O presidente do Novo, Eduardo Ribeiro, orientou os vereadores do partido a proporem moções de repúdio contra o ministro Alexandre de Moraes, do STF, buscando apoio suprapartidário para pressionar o Senado a abrir um processo de impeachment. A sigla acusa o magistrado de abuso de poder, citando sua atuação no inquérito das Fake News, suspeitas de monitoramento ilegal do colega André Mendonça e suposta proximidade imprópria com o Banco Master, que possui contratos com a esposa do ministro.
BRASÍLIA - O presidente do Novo, Eduardo Ribeiro, distribuiu nesta quinta-feira, 10, uma circular em que orienta vereadores da legenda a proporem moção de repúdio contra o ministro Alexandre de Moraes, do Supremo Tribunal Federal (STF).
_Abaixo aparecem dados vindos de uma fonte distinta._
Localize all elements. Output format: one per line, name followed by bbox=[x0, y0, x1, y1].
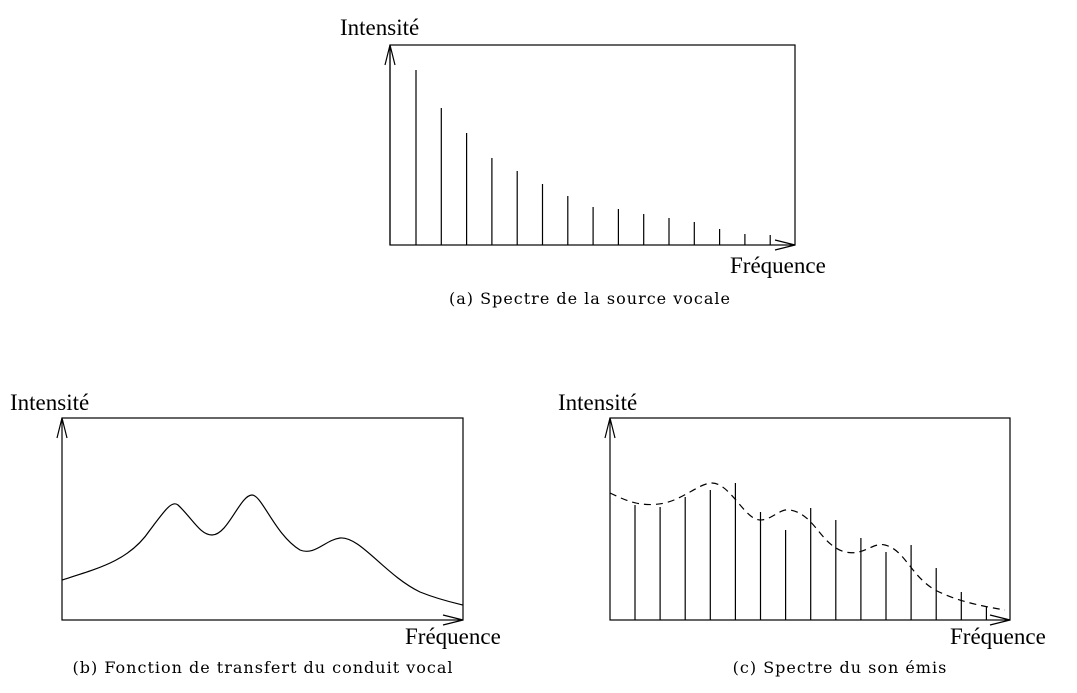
panel-c: Intensité Fréquence (c) Spectre du son é… bbox=[558, 390, 1046, 677]
axes-arrows bbox=[56, 417, 464, 626]
frame bbox=[609, 417, 1011, 621]
axes-arrows bbox=[604, 417, 1011, 626]
x-label: Fréquence bbox=[405, 624, 501, 649]
x-label: Fréquence bbox=[730, 253, 826, 278]
caption: (a) Spectre de la source vocale bbox=[449, 289, 731, 308]
y-label: Intensité bbox=[10, 390, 89, 415]
transfer-curve bbox=[61, 494, 464, 606]
panel-b: Intensité Fréquence (b) Fonction de tran… bbox=[10, 390, 501, 677]
envelope bbox=[609, 482, 1006, 611]
harmonics bbox=[634, 483, 988, 620]
harmonics bbox=[415, 70, 771, 245]
y-label: Intensité bbox=[558, 390, 637, 415]
x-label: Fréquence bbox=[950, 624, 1046, 649]
caption: (b) Fonction de transfert du conduit voc… bbox=[73, 658, 454, 677]
caption: (c) Spectre du son émis bbox=[733, 658, 948, 677]
frame bbox=[61, 417, 464, 621]
y-label: Intensité bbox=[340, 15, 419, 40]
axes-arrows bbox=[384, 44, 796, 251]
panel-a: Intensité Fréquence (a) Spectre de la so… bbox=[340, 15, 826, 308]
A articulação tem como objetivo mobilizar a sociedade e criar pressão sobre senadores para a abertura de um processo de impeachment.
No documento, distribuído aos diretórios municipais do partido, as orientações determinam que os eleitos nos municípios busquem apoio de membros de outras siglas, para dar caráter suprapartidário à iniciativa. Também defendem que, uma vez colhidas as assinaturas e aprovada, a moção seja enviada às presidências do Senado e do Presidência do STF, à Procuradoria-Geral da República (PGR) e ao Conselho Nacional de Justiça (CNJ).
A articulação também coincide com a proximidade da sessão em que os ministros vão decidir se tomarão providências sobre Moraes.
"Que as Câmaras Municipais do País digam, uma a uma, aquilo que o Senado Federal vergonhosamente se omite em dizer. Nenhum Poder está acima da Constituição e os abusos precisam ser enfrentados", declarou Eduardo Ribeiro, presidente do Novo.
O Novo cita uma série de atos suspeitos pelos quais Moraes tem sido pressionado, como os contratos milionários de sua mulher, a advogada Viviane Barci de Moraes, com o Banco Master, de Daniel Vorcaro, e a proximidade entre o ministro e o empresário, detalhada em relatório da Polícia Federal.
Investigações mostram que o agora ex-banqueiro perguntou ao magistrado se deveria deixar o Brasil. Também pediu que Moraes intercedesse em seu nome junto ao procurador-geral da República, Paulo Gonet, e ao diretor-geral da Polícia Federal, Andrei Rodrigues.
O Novo se baseia ainda em acusação feita pelo também membro do STF André Mendonça, segundo quem Moraes utilizou relatório reservado para monitorá-lo. Conforme revelou o Estadão, o documento não tinha caráter probatório nem assinatura ou impressão timbrada da PF.
Associação de delegados defendeu que o material não poderia ter sido utilizado.
Na circular, o partido também cita a controversa atuação de Moraes no âmbito do inquérito das Fake News, utilizado pelo ministro para atuar de ofício, sem provocação de órgãos investigativos. O instrumento foi utilizado para cruzar uma série de limites e, por isso, foi criticado por servir ao abuso de poder.
Pessoas incluídas não tiveram acesso às acusações feitas contra elas, nem mesmo quando foram alvo de medidas cautelares, como a derrubada de perfis nas redes sociais.
A mais recente medida de exceção foi um mandado de busca e apreensão contra o jornalista maranhense Luís Pablo por publicações sobre o uso de carros do Tribunal de Justiça do Estado.
O presidente do STF, Edson Fachin, avocou para si a relatoria do inquérito, retirando-o de Moraes.